Posteriormente gravou álbuns solo esporádicos, sempre focando o Blues, voltou a fazer turnês com o Bad Company e assumiu por um tempo os vocais no Queen.


O Show

Esse DVD (também disponível em BD e Cd), gravado em uma pequena turnê solo pouco após o fim de 2 anos de excursão frente ao Queen, faz uma apanhado de toda a sua carreira, se concentrando um pouco mais no material do Free.
A gravação é excelente, com boa edição e som perfeito, mas o destaque fica por conta das performances da banda e do bem escolhido repertório.


                                              

O set list traz coisas do Bad Company (Bad Company; Seagull...), material solo (como a ótima Warboys, até então inédita), apenas uma do The Firm (o hit Radioactive) e muito Free (Wishing well; Fire and Water; All Right Now...).

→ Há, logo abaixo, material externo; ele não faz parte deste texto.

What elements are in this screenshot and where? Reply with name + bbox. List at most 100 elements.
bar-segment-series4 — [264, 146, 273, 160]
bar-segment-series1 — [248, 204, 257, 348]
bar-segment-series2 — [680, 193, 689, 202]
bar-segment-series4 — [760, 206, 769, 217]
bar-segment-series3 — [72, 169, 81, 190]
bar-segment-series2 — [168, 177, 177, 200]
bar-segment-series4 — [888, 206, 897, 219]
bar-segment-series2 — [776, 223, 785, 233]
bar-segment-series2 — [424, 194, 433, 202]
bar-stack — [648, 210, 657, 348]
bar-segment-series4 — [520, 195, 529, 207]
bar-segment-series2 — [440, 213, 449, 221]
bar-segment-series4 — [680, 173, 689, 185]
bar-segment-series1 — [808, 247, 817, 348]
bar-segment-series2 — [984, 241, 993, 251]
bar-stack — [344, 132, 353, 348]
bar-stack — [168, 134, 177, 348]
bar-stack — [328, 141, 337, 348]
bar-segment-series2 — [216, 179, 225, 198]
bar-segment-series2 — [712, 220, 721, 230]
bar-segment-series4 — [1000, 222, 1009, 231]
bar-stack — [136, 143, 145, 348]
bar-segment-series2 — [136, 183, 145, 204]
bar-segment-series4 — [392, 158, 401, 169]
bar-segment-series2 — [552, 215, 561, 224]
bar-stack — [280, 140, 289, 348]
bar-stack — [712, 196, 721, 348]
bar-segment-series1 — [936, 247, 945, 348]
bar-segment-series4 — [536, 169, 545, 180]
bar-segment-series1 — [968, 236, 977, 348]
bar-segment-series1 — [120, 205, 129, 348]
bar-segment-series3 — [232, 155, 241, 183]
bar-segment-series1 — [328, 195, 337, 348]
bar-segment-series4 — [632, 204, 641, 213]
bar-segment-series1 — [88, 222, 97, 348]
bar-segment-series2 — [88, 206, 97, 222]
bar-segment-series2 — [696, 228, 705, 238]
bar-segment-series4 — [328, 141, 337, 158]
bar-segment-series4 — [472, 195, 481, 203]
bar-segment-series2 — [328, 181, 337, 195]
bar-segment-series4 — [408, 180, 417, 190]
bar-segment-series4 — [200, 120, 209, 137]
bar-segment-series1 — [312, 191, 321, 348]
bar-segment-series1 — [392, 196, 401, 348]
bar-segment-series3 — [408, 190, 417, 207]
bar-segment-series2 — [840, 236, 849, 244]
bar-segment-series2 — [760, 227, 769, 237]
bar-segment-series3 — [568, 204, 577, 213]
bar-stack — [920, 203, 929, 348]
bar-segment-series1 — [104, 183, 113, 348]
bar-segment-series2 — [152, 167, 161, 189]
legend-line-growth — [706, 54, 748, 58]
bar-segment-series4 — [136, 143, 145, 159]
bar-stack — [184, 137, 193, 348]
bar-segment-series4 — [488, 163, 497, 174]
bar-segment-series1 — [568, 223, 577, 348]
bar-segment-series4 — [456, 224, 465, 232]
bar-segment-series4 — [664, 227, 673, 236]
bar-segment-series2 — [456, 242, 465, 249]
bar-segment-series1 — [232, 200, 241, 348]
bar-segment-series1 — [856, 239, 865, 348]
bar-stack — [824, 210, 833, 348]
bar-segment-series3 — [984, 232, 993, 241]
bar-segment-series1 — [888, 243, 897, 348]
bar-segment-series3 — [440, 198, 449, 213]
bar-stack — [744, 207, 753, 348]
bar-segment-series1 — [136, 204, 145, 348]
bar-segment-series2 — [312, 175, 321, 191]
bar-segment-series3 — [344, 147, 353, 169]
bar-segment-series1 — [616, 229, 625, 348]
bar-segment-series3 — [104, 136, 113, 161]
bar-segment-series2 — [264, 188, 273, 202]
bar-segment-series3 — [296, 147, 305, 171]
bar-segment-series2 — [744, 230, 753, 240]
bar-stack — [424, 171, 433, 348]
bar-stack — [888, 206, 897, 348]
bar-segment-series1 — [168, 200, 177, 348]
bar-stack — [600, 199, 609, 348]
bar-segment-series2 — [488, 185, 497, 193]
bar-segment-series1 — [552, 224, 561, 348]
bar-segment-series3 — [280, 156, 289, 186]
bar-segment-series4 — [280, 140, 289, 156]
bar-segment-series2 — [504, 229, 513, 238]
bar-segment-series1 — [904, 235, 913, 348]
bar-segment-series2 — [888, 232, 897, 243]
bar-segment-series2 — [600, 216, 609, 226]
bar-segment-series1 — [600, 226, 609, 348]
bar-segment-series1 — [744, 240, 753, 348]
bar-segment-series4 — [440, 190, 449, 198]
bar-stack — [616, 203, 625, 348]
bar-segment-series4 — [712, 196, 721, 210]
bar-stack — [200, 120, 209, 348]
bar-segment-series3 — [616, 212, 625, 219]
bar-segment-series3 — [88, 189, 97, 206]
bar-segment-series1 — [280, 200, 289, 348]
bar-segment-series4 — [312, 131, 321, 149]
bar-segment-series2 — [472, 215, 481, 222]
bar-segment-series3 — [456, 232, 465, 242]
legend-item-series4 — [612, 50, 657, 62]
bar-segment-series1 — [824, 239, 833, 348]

Se a performance de Mr. Rodgers dispensa comentários, sua banda também não fica devendo: Howard Leese (Heart), continua esbanjando feeling na guitarra; Lynn Sorensen (baixista e violinista clássico!?) mostra que é tão bom no palco como em estúdio, com excelente presença e Ryan Hoyle(Collective Soul) mostra todo seu talento nas baquetas.
Mas quem rouba a cena é o outro guitarrista, um tal de Kurtis Dengler. O moleque, de apenas 17 anos possui um feeling que muito marmanjo nunca vai encontrar, tocando canções que tem mais que o dobro de sua idade. E seu entrosamento com Mr. Leese é impressionante, levando-se em conta que a banda ensaiou apenas 10 dias antes de sair em turnê.

Extras

O DVD traz, além do show, entrevistas com Mr. Rodgers, sua banda e com os fãs, além de uma apresentação ao vivo do filho do homem, Steve Rodgers, que está para o pai assim como Maria Rita está para Elis.

Saldo Final
Resta dizer que esse é um documento obrigatório para qualquer fã de blues e rock, mostrando um de seus ícones em ótima forma, tocando ótima música acompanhado de uma banda em estado de graça. E aos vocalistas de plantão, trata-se de uma aula de canto imperdível.

NOTA: Clássico da Cripta!

P.s.: Ah, e o título da resenha foi tirado de uma comunidade do extinto Orkut, e achei bem apropriado, hahahaah


DVD/CD
Faixas (CD): 17 Duração: 125’(DVD) 78’(CD)
Lançamento Nacional ST2/ Eagle Vision

Set List CD/DVD
1. Ill Be Creepin
2. The Stealer
3. Ride On A Pony
4. Radioactive
5. Be My Friend
6. Warboys (A Prayer For Peace)
7. Feel Like Making Love
8. Bad Company
9. I Just Want To See You Smile
10. Louisiana Blues
11. Fire And Water
12. Wishing Well
13. All Right Now
14. Im a Mover
15. The Hunter
16. Cant Get Enough
17. Seagull

Bônus (DVD):
Steve Rodgers – Sunshine/ Entrevistas com Paul Rodgers, banda e fãs.